Sunday, October 12, 2014
Tea Rose Marble Stirs Controversy in Bulacan
There is between P10 trillion and P15 trillion worth of tea rose marble in the Sierra Madre mountains in the eastern part of Bulacan and both the provincial government and the Department of Environment and Natural Resources (DENR) have been protecting it from being mined and exported.
But lately, environmentalists are asking: “If Bulacan is the only place on Earth where tea rose marble can be sourced, how is it so that the pinkish slabs of stone can be found in the great halls of the gaming and entertainment oasis of Las Vegas and Macau?”
Sagip Sierra Madre Environment Society (SSMES) told the Manila Bulletin that the rare tea rose marble in the gambling meccas of the world have, indeed, been extracted from the Biak-na-Bato National Park in Norzagaray, Bulacan.
“I think it’s cursed because many people have already died over its mining. Perhaps, the deities and the unseen guardians in the rain forest and mountains of Biak-na-Bato were angered because the whole mountains together with its forest cover have already vanished creating an environmental malady that is now also being felt in the low lands because of severe floods,” said an officer of the SSMES.
Aside from the violent deaths and fierce court battles, the tea rose marble had enticed some politicians to embark into its illegal mining, the SSMES said.
It was learned that the protection of the tea rose marble as one of Bulacan’s natural treasure was only realized when Governor Wilhelmino M. Sy-Alvarado started his first term in 2010 and banned the illegal extraction of all mineral deposits in the mountains of eastern Bulacan.
In the years that followed, the Bulacan Environment and Natural Resources Office (BENRO) had hauled marbles reaching up to 257, including wire-sawed tea rose marble blocks.
With no claimants to the tea rose marble due to the illegal nature of their extraction, the Office of the President granted the request of the governor that the 257 blocks be turned over to the provincial government of Bulacan subject to the terms of the (DENR).
When the DENR and the provincial government announced that it will be auctioned, a new controversy once again stirs the mystery surrounding the red marble has cropped up.

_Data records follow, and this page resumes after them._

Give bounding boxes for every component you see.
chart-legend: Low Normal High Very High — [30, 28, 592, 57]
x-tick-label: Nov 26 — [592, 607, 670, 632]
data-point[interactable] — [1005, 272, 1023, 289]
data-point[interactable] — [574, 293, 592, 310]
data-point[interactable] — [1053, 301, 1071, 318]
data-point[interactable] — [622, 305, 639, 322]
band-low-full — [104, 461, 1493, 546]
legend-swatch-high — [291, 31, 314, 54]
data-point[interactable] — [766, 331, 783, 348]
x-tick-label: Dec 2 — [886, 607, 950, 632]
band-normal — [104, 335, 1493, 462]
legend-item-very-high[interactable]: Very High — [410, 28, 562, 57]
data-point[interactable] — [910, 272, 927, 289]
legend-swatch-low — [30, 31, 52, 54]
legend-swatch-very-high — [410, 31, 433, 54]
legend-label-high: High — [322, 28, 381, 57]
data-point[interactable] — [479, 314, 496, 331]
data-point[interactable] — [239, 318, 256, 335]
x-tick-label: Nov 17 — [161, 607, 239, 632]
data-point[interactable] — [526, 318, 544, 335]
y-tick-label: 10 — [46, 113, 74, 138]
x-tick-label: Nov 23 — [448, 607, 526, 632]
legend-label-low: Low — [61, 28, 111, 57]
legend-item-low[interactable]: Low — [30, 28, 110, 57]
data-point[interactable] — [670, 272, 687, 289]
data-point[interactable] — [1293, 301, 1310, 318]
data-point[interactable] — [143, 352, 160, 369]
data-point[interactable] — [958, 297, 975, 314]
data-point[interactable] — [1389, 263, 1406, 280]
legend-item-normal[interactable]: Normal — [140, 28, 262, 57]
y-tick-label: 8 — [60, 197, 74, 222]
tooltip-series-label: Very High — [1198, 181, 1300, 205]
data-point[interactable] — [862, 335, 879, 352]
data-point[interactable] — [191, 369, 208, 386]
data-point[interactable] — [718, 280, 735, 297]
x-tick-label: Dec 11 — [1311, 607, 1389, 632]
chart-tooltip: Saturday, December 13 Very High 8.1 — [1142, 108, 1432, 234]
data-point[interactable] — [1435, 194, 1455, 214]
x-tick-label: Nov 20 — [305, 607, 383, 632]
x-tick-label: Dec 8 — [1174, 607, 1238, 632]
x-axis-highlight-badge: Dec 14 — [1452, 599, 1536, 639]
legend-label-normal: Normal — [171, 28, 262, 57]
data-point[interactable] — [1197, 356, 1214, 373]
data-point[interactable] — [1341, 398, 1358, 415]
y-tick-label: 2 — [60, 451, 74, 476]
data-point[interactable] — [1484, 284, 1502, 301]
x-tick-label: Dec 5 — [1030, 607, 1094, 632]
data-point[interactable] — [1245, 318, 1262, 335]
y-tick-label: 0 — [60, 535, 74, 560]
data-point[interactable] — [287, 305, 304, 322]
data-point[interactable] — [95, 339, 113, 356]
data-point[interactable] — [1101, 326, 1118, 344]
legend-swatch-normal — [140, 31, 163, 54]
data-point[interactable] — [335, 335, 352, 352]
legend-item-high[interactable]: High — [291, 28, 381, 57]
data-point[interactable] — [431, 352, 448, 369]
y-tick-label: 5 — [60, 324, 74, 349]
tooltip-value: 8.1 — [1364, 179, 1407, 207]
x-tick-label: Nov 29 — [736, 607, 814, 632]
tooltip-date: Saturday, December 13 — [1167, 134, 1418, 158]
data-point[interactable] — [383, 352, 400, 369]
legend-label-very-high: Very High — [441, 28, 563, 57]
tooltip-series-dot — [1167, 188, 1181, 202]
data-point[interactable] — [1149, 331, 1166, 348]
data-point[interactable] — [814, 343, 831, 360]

Sources in Congress said that a lawmaker from Central Luzon is reportedly trying to coax DENR officials into including him as member of the Bids and Awards Committee.
The lawmaker had earlier questioned the Malacañang over its decision to give the province of Bulacan authority to dispose the marble.
The source added that the lawmaker is hell bent on chasing the tea rose marble that he has even tried to blackmail certain DENR officials.